Brook  Taylor (1685-1731) England

Brook Taylor invented integration by parts, developed what is now called the calculus of finite differences, developed a new method to compute logarithms, made several other key discoveries of analysis, and did significant work in mathematical physics. His love of music and painting may have motivated some of his mathematics: He studied vibrating strings; and also wrote an important treatise on perspective and vanishing points in drawing which helped develop the fields of both projective and descriptive geometry.
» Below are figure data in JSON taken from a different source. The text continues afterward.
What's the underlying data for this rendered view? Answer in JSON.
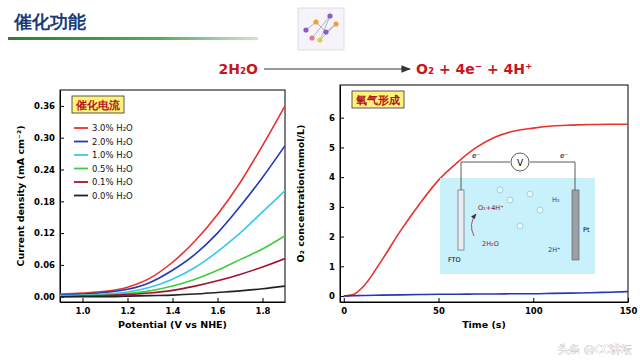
{
  "title": "催化功能",
  "equation": {
    "reactant": "2H₂O",
    "products": "O₂ + 4e⁻ + 4H⁺"
  },
  "watermark": "头条 @CC讲坛",
  "inset": {
    "meter": "V",
    "electron": "e⁻",
    "left_electrode": "FTO",
    "right_electrode": "Pt",
    "anode_reaction": "O₂+4H⁺",
    "anode_reactant": "2H₂O",
    "cathode_product": "H₂",
    "cathode_reactant": "2H⁺"
  },
  "chart_data": [
    {
      "type": "line",
      "title": "催化电流",
      "x_label": "Potential (V vs NHE)",
      "y_label": "Current density (mA cm⁻²)",
      "x": [
        0.9,
        1.0,
        1.1,
        1.2,
        1.3,
        1.4,
        1.5,
        1.6,
        1.7,
        1.8,
        1.9
      ],
      "series": [
        {
          "name": "3.0% H₂O",
          "color": "#e8322d",
          "values": [
            0.005,
            0.007,
            0.01,
            0.018,
            0.035,
            0.065,
            0.105,
            0.155,
            0.215,
            0.285,
            0.36
          ]
        },
        {
          "name": "2.0% H₂O",
          "color": "#2438b8",
          "values": [
            0.003,
            0.005,
            0.008,
            0.014,
            0.027,
            0.05,
            0.08,
            0.12,
            0.17,
            0.225,
            0.285
          ]
        },
        {
          "name": "1.0% H₂O",
          "color": "#36c8ee",
          "values": [
            0.002,
            0.003,
            0.005,
            0.009,
            0.018,
            0.033,
            0.055,
            0.085,
            0.12,
            0.16,
            0.2
          ]
        },
        {
          "name": "0.5% H₂O",
          "color": "#3fcc3f",
          "values": [
            0.001,
            0.002,
            0.003,
            0.006,
            0.011,
            0.02,
            0.033,
            0.05,
            0.07,
            0.09,
            0.115
          ]
        },
        {
          "name": "0.1% H₂O",
          "color": "#a3122e",
          "values": [
            0,
            0.001,
            0.002,
            0.004,
            0.007,
            0.012,
            0.02,
            0.03,
            0.042,
            0.056,
            0.072
          ]
        },
        {
          "name": "0.0% H₂O",
          "color": "#222222",
          "values": [
            0,
            0,
            0,
            0.001,
            0.002,
            0.003,
            0.005,
            0.008,
            0.011,
            0.015,
            0.02
          ]
        }
      ],
      "xlim": [
        0.9,
        1.9
      ],
      "xticks": [
        {
          "value": 1,
          "label": "1.0"
        },
        {
          "value": 1.2,
          "label": "1.2"
        },
        {
          "value": 1.4,
          "label": "1.4"
        },
        {
          "value": 1.6,
          "label": "1.6"
        },
        {
          "value": 1.8,
          "label": "1.8"
        }
      ],
      "ylim": [
        -0.01,
        0.39
      ],
      "yticks": [
        {
          "value": 0,
          "label": "0.00"
        },
        {
          "value": 0.06,
          "label": "0.06"
        },
        {
          "value": 0.12,
          "label": "0.12"
        },
        {
          "value": 0.18,
          "label": "0.18"
        },
        {
          "value": 0.24,
          "label": "0.24"
        },
        {
          "value": 0.3,
          "label": "0.30"
        },
        {
          "value": 0.36,
          "label": "0.36"
        }
      ],
      "grid": false,
      "legend": "upper left"
    },
    {
      "type": "line",
      "title": "氧气形成",
      "x_label": "Time (s)",
      "y_label": "O₂ concentration(mmol/L)",
      "x": [
        0,
        5,
        10,
        20,
        30,
        40,
        50,
        60,
        70,
        80,
        90,
        100,
        110,
        120,
        130,
        140,
        150
      ],
      "series": [
        {
          "color": "#e8322d",
          "values": [
            0,
            0.05,
            0.3,
            1.2,
            2.2,
            3.1,
            3.9,
            4.5,
            5.0,
            5.35,
            5.55,
            5.65,
            5.72,
            5.75,
            5.77,
            5.78,
            5.78
          ]
        },
        {
          "color": "#2438b8",
          "values": [
            0,
            0.01,
            0.02,
            0.03,
            0.04,
            0.05,
            0.06,
            0.06,
            0.07,
            0.07,
            0.08,
            0.08,
            0.09,
            0.1,
            0.11,
            0.13,
            0.15
          ]
        }
      ],
      "xlim": [
        -2,
        150
      ],
      "xticks": [
        0,
        50,
        100,
        150
      ],
      "ylim": [
        -0.2,
        7.1
      ],
      "yticks": [
        0,
        1,
        2,
        3,
        4,
        5,
        6
      ],
      "grid": false
    }
  ]
}
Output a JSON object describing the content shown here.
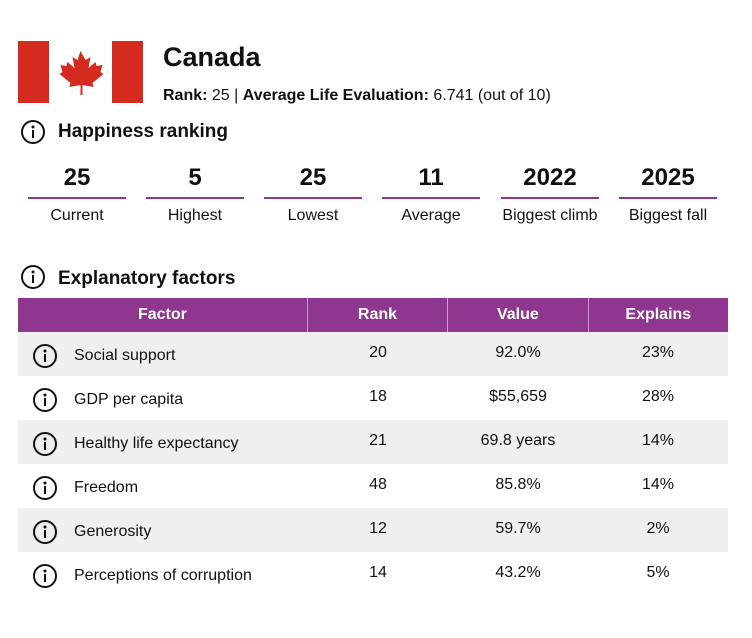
{
  "header": {
    "title": "Canada",
    "rank_label": "Rank:",
    "rank": 25,
    "separator": "|",
    "evaluation_label": "Average Life Evaluation:",
    "evaluation": 6.741,
    "evaluation_note": "(out of 10)"
  },
  "ranking": {
    "title": "Happiness ranking",
    "stats": [
      {
        "value": 25,
        "label": "Current"
      },
      {
        "value": 5,
        "label": "Highest"
      },
      {
        "value": 25,
        "label": "Lowest"
      },
      {
        "value": 11,
        "label": "Average"
      },
      {
        "value": 2022,
        "label": "Biggest climb"
      },
      {
        "value": 2025,
        "label": "Biggest fall"
      }
    ]
  },
  "factors": {
    "title": "Explanatory factors",
    "columns": [
      "Factor",
      "Rank",
      "Value",
      "Explains"
    ],
    "rows": [
      [
        "Social support",
        20,
        "92.0%",
        "23%"
      ],
      [
        "GDP per capita",
        18,
        "$55,659",
        "28%"
      ],
      [
        "Healthy life expectancy",
        21,
        "69.8 years",
        "14%"
      ],
      [
        "Freedom",
        48,
        "85.8%",
        "14%"
      ],
      [
        "Generosity",
        12,
        "59.7%",
        "2%"
      ],
      [
        "Perceptions of corruption",
        14,
        "43.2%",
        "5%"
      ]
    ]
  }
}
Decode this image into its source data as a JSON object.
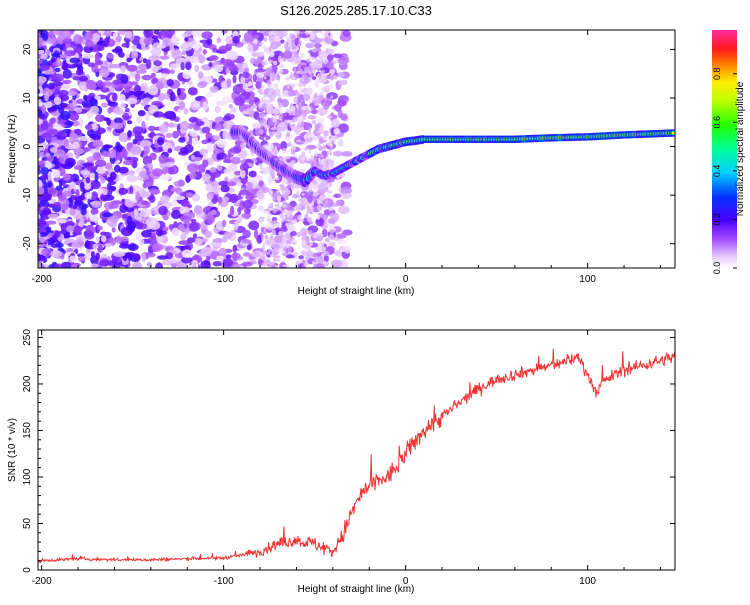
{
  "title": "S126.2025.285.17.10.C33",
  "chart_data": [
    {
      "type": "heatmap",
      "title": "S126.2025.285.17.10.C33",
      "xlabel": "Height of straight line (km)",
      "ylabel": "Frequency (Hz)",
      "xlim": [
        -202,
        148
      ],
      "ylim": [
        -25,
        24
      ],
      "xticks": [
        -200,
        -100,
        0,
        100
      ],
      "yticks": [
        20,
        10,
        0,
        -10,
        -20
      ],
      "grid": false,
      "description_series": {
        "name": "Dominant frequency track",
        "x": [
          -90,
          -80,
          -70,
          -62,
          -55,
          -50,
          -45,
          -40,
          -35,
          -30,
          -25,
          -20,
          -15,
          -10,
          -5,
          0,
          5,
          10,
          20,
          40,
          60,
          80,
          100,
          120,
          148
        ],
        "y": [
          3,
          -1,
          -4,
          -6,
          -7,
          -5,
          -6,
          -5.5,
          -4.5,
          -3.5,
          -2.5,
          -1.5,
          -0.5,
          0,
          0.5,
          1,
          1.2,
          1.5,
          1.5,
          1.5,
          1.5,
          1.8,
          2,
          2.4,
          2.8
        ]
      },
      "colorbar": {
        "label": "Normalized spectral amplitude",
        "range": [
          0.0,
          0.98
        ],
        "ticks": [
          0.0,
          0.2,
          0.4,
          0.6,
          0.8
        ]
      }
    },
    {
      "type": "line",
      "xlabel": "Height of straight line (km)",
      "ylabel": "SNR (10 * v/v)",
      "xlim": [
        -202,
        148
      ],
      "ylim": [
        0,
        258
      ],
      "xticks": [
        -200,
        -100,
        0,
        100
      ],
      "yticks": [
        0,
        50,
        100,
        150,
        200,
        250
      ],
      "grid": false,
      "series": [
        {
          "name": "SNR",
          "color": "#ee3333",
          "x": [
            -202,
            -180,
            -160,
            -140,
            -120,
            -100,
            -90,
            -80,
            -70,
            -60,
            -50,
            -40,
            -35,
            -30,
            -25,
            -20,
            -15,
            -10,
            -5,
            0,
            10,
            20,
            30,
            40,
            50,
            60,
            70,
            80,
            90,
            95,
            100,
            105,
            110,
            120,
            130,
            140,
            148
          ],
          "values": [
            10,
            12,
            11,
            11,
            12,
            13,
            16,
            20,
            28,
            32,
            28,
            20,
            35,
            60,
            80,
            90,
            95,
            100,
            110,
            125,
            150,
            165,
            180,
            195,
            205,
            210,
            215,
            220,
            225,
            230,
            210,
            190,
            205,
            215,
            220,
            225,
            230
          ]
        }
      ]
    }
  ]
}
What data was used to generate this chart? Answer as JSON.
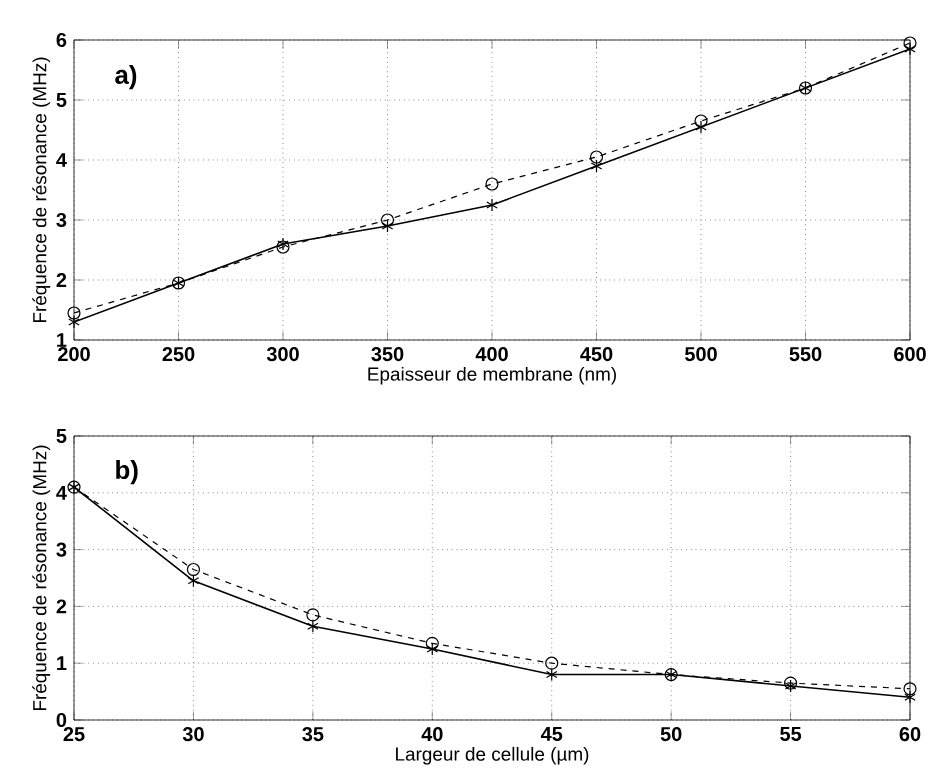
{
  "chart_data": [
    {
      "type": "line",
      "xlabel": "Epaisseur de membrane (nm)",
      "ylabel": "Fréquence de résonance (MHz)",
      "annotations": [
        "a)"
      ],
      "x": [
        200,
        250,
        300,
        350,
        400,
        450,
        500,
        550,
        600
      ],
      "xlim": [
        200,
        600
      ],
      "xticks": [
        200,
        250,
        300,
        350,
        400,
        450,
        500,
        550,
        600
      ],
      "ylim": [
        1,
        6
      ],
      "yticks": [
        1,
        2,
        3,
        4,
        5,
        6
      ],
      "grid": true,
      "series": [
        {
          "color": "#000000",
          "marker": "cross",
          "line_style": "solid",
          "values": [
            1.3,
            1.95,
            2.6,
            2.9,
            3.25,
            3.9,
            4.55,
            5.2,
            5.85
          ]
        },
        {
          "color": "#000000",
          "marker": "circle",
          "line_style": "dashed",
          "values": [
            1.45,
            1.95,
            2.55,
            3.0,
            3.6,
            4.05,
            4.65,
            5.2,
            5.95
          ]
        }
      ]
    },
    {
      "type": "line",
      "xlabel": "Largeur de cellule (µm)",
      "ylabel": "Fréquence de résonance (MHz)",
      "annotations": [
        "b)"
      ],
      "x": [
        25,
        30,
        35,
        40,
        45,
        50,
        55,
        60
      ],
      "xlim": [
        25,
        60
      ],
      "xticks": [
        25,
        30,
        35,
        40,
        45,
        50,
        55,
        60
      ],
      "ylim": [
        0,
        5
      ],
      "yticks": [
        0,
        1,
        2,
        3,
        4,
        5
      ],
      "grid": true,
      "series": [
        {
          "color": "#000000",
          "marker": "cross",
          "line_style": "solid",
          "values": [
            4.1,
            2.45,
            1.65,
            1.25,
            0.8,
            0.8,
            0.6,
            0.4
          ]
        },
        {
          "color": "#000000",
          "marker": "circle",
          "line_style": "dashed",
          "values": [
            4.1,
            2.65,
            1.85,
            1.35,
            1.0,
            0.8,
            0.65,
            0.55
          ]
        }
      ]
    }
  ]
}
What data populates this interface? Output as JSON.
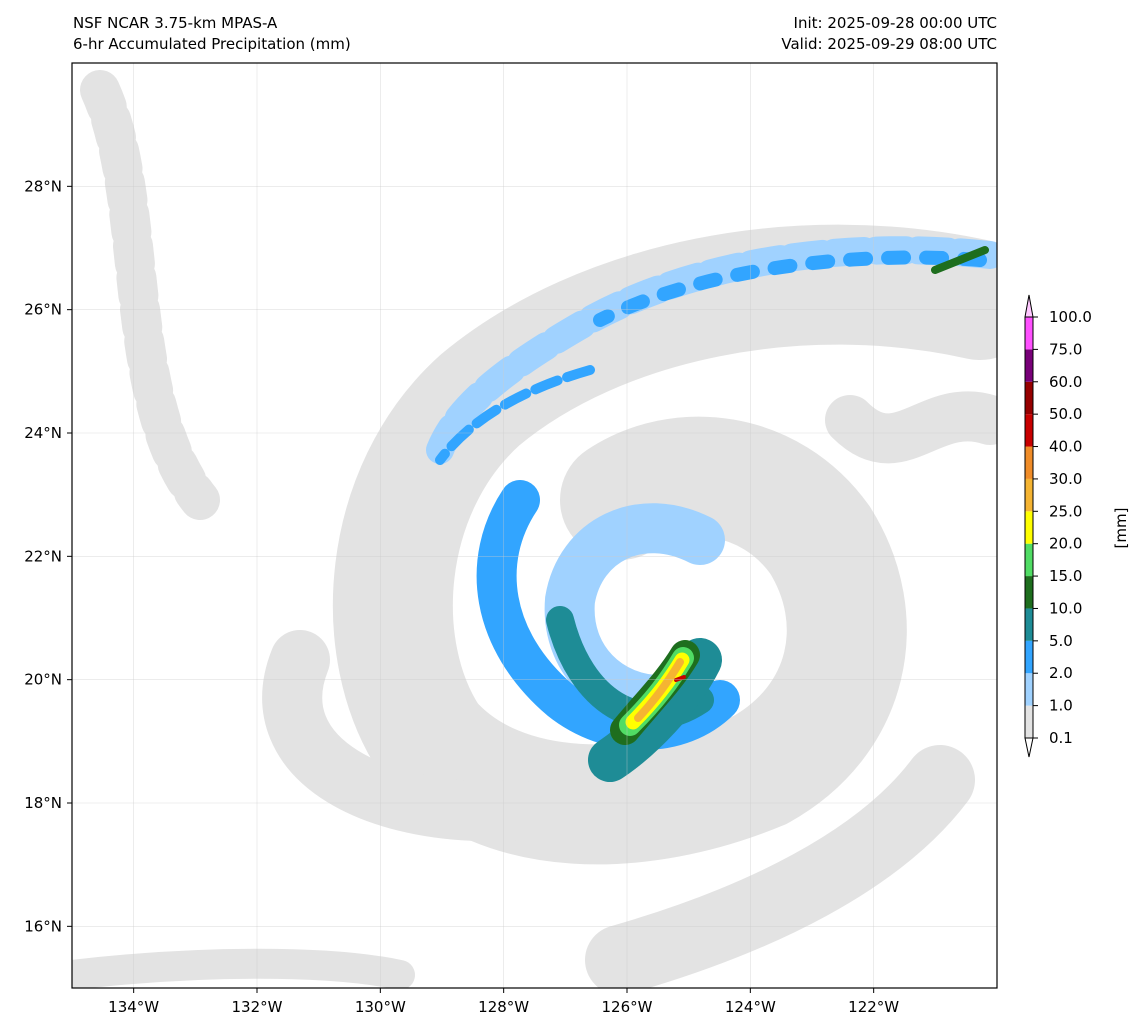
{
  "header": {
    "title_left_1": "NSF NCAR 3.75-km MPAS-A",
    "title_left_2": "6-hr Accumulated Precipitation (mm)",
    "title_right_1": "Init: 2025-09-28 00:00 UTC",
    "title_right_2": "Valid: 2025-09-29 08:00 UTC"
  },
  "map": {
    "lon_range": [
      -135,
      -120
    ],
    "lat_range": [
      15,
      30
    ],
    "lon_ticks": [
      {
        "v": -134,
        "label": "134°W"
      },
      {
        "v": -132,
        "label": "132°W"
      },
      {
        "v": -130,
        "label": "130°W"
      },
      {
        "v": -128,
        "label": "128°W"
      },
      {
        "v": -126,
        "label": "126°W"
      },
      {
        "v": -124,
        "label": "124°W"
      },
      {
        "v": -122,
        "label": "122°W"
      }
    ],
    "lat_ticks": [
      {
        "v": 28,
        "label": "28°N"
      },
      {
        "v": 26,
        "label": "26°N"
      },
      {
        "v": 24,
        "label": "24°N"
      },
      {
        "v": 22,
        "label": "22°N"
      },
      {
        "v": 20,
        "label": "20°N"
      },
      {
        "v": 18,
        "label": "18°N"
      },
      {
        "v": 16,
        "label": "16°N"
      }
    ]
  },
  "colorbar": {
    "unit_label": "[mm]",
    "levels": [
      "0.1",
      "1.0",
      "2.0",
      "5.0",
      "10.0",
      "15.0",
      "20.0",
      "25.0",
      "30.0",
      "40.0",
      "50.0",
      "60.0",
      "75.0",
      "100.0"
    ],
    "colors": [
      "#e3e3e3",
      "#a0d2ff",
      "#32a5ff",
      "#1e8c96",
      "#1e6e1e",
      "#50dc64",
      "#ffff00",
      "#f5b432",
      "#f08c28",
      "#c80000",
      "#960000",
      "#780078",
      "#ff50ff"
    ],
    "over_color": "#ffc8ff",
    "under_color": "#ffffff"
  }
}
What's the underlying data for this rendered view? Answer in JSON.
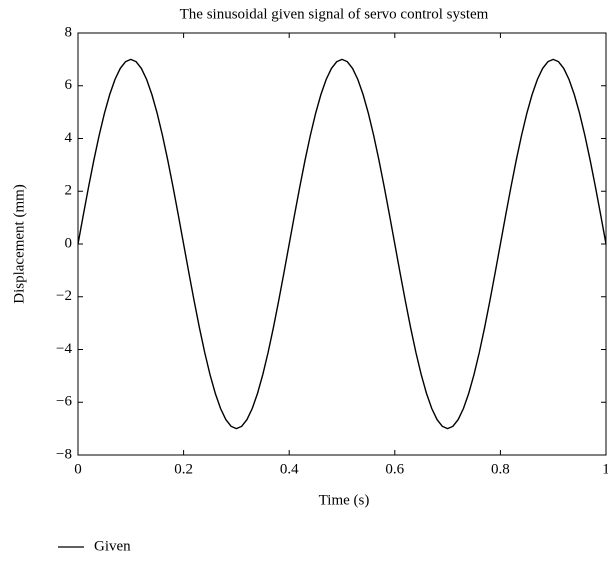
{
  "chart_data": {
    "type": "line",
    "title": "The sinusoidal given signal of servo control system",
    "xlabel": "Time (s)",
    "ylabel": "Displacement (mm)",
    "x": [
      0,
      0.01,
      0.02,
      0.03,
      0.04,
      0.05,
      0.06,
      0.07,
      0.08,
      0.09,
      0.1,
      0.11,
      0.12,
      0.13,
      0.14,
      0.15,
      0.16,
      0.17,
      0.18,
      0.19,
      0.2,
      0.21,
      0.22,
      0.23,
      0.24,
      0.25,
      0.26,
      0.27,
      0.28,
      0.29,
      0.3,
      0.31,
      0.32,
      0.33,
      0.34,
      0.35,
      0.36,
      0.37,
      0.38,
      0.39,
      0.4,
      0.41,
      0.42,
      0.43,
      0.44,
      0.45,
      0.46,
      0.47,
      0.48,
      0.49,
      0.5,
      0.51,
      0.52,
      0.53,
      0.54,
      0.55,
      0.56,
      0.57,
      0.58,
      0.59,
      0.6,
      0.61,
      0.62,
      0.63,
      0.64,
      0.65,
      0.66,
      0.67,
      0.68,
      0.69,
      0.7,
      0.71,
      0.72,
      0.73,
      0.74,
      0.75,
      0.76,
      0.77,
      0.78,
      0.79,
      0.8,
      0.81,
      0.82,
      0.83,
      0.84,
      0.85,
      0.86,
      0.87,
      0.88,
      0.89,
      0.9,
      0.91,
      0.92,
      0.93,
      0.94,
      0.95,
      0.96,
      0.97,
      0.98,
      0.99,
      1
    ],
    "series": [
      {
        "name": "Given",
        "color": "#000000",
        "values": [
          0,
          1.095,
          2.163,
          3.178,
          4.114,
          4.95,
          5.663,
          6.237,
          6.657,
          6.914,
          7,
          6.914,
          6.657,
          6.237,
          5.663,
          4.95,
          4.114,
          3.178,
          2.163,
          1.095,
          0,
          -1.095,
          -2.163,
          -3.178,
          -4.114,
          -4.95,
          -5.663,
          -6.237,
          -6.657,
          -6.914,
          -7,
          -6.914,
          -6.657,
          -6.237,
          -5.663,
          -4.95,
          -4.114,
          -3.178,
          -2.163,
          -1.095,
          0,
          1.095,
          2.163,
          3.178,
          4.114,
          4.95,
          5.663,
          6.237,
          6.657,
          6.914,
          7,
          6.914,
          6.657,
          6.237,
          5.663,
          4.95,
          4.114,
          3.178,
          2.163,
          1.095,
          0,
          -1.095,
          -2.163,
          -3.178,
          -4.114,
          -4.95,
          -5.663,
          -6.237,
          -6.657,
          -6.914,
          -7,
          -6.914,
          -6.657,
          -6.237,
          -5.663,
          -4.95,
          -4.114,
          -3.178,
          -2.163,
          -1.095,
          0,
          1.095,
          2.163,
          3.178,
          4.114,
          4.95,
          5.663,
          6.237,
          6.657,
          6.914,
          7,
          6.914,
          6.657,
          6.237,
          5.663,
          4.95,
          4.114,
          3.178,
          2.163,
          1.095,
          0
        ]
      }
    ],
    "xlim": [
      0,
      1
    ],
    "xticks": [
      0,
      0.2,
      0.4,
      0.6,
      0.8,
      1
    ],
    "ylim": [
      -8,
      8
    ],
    "yticks": [
      {
        "value": -8,
        "label": "−8"
      },
      {
        "value": -6,
        "label": "−6"
      },
      {
        "value": -4,
        "label": "−4"
      },
      {
        "value": -2,
        "label": "−2"
      },
      0,
      2,
      4,
      6,
      8
    ],
    "legend": "bottom-left",
    "grid": false
  }
}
Taylor was one of the few mathematicians of the Bernoulli era who was equal to them in genius, but his work was much less influential. Today he is most remembered for Taylor Series and the associated Taylor's Theorem, but he shouldn't get full credit for this. The method had been anticipated by earlier mathematicians including Gregory, Leibniz, Newton, and, even earlier, Madhava; and was not fully appreciated until the work of later mathematicians like Colin Maclaurin and Lagrange.

Daniel  Bernoulli (1700-1782) Switzerland

Johann Bernoulli had a nephew, three sons and some grandsons who were all also outstanding mathematicians. Of these, the most important was his son Daniel. Johann insisted that Daniel study biology and medicine rather than mathematics, so Daniel specialized initially in mathematical biology. He went on to win the Grand Prize of the Paris Academy no less than ten times, and was a close friend of Euler. He developed partial differential equations, anticipated Fourier series, did important work in statistics and the theory of equations, discovered and proved a key theorem about trochoids, developed a theory of economic risk (motivated by the St. Petersburg Paradox discovered by his cousin Nicholas), but is most famous for his important discoveries in mathematical physics, including the Bernoulli Principle underlying airflight. Daniel Bernoulli is sometimes called "the Founder of Mathematical Physics."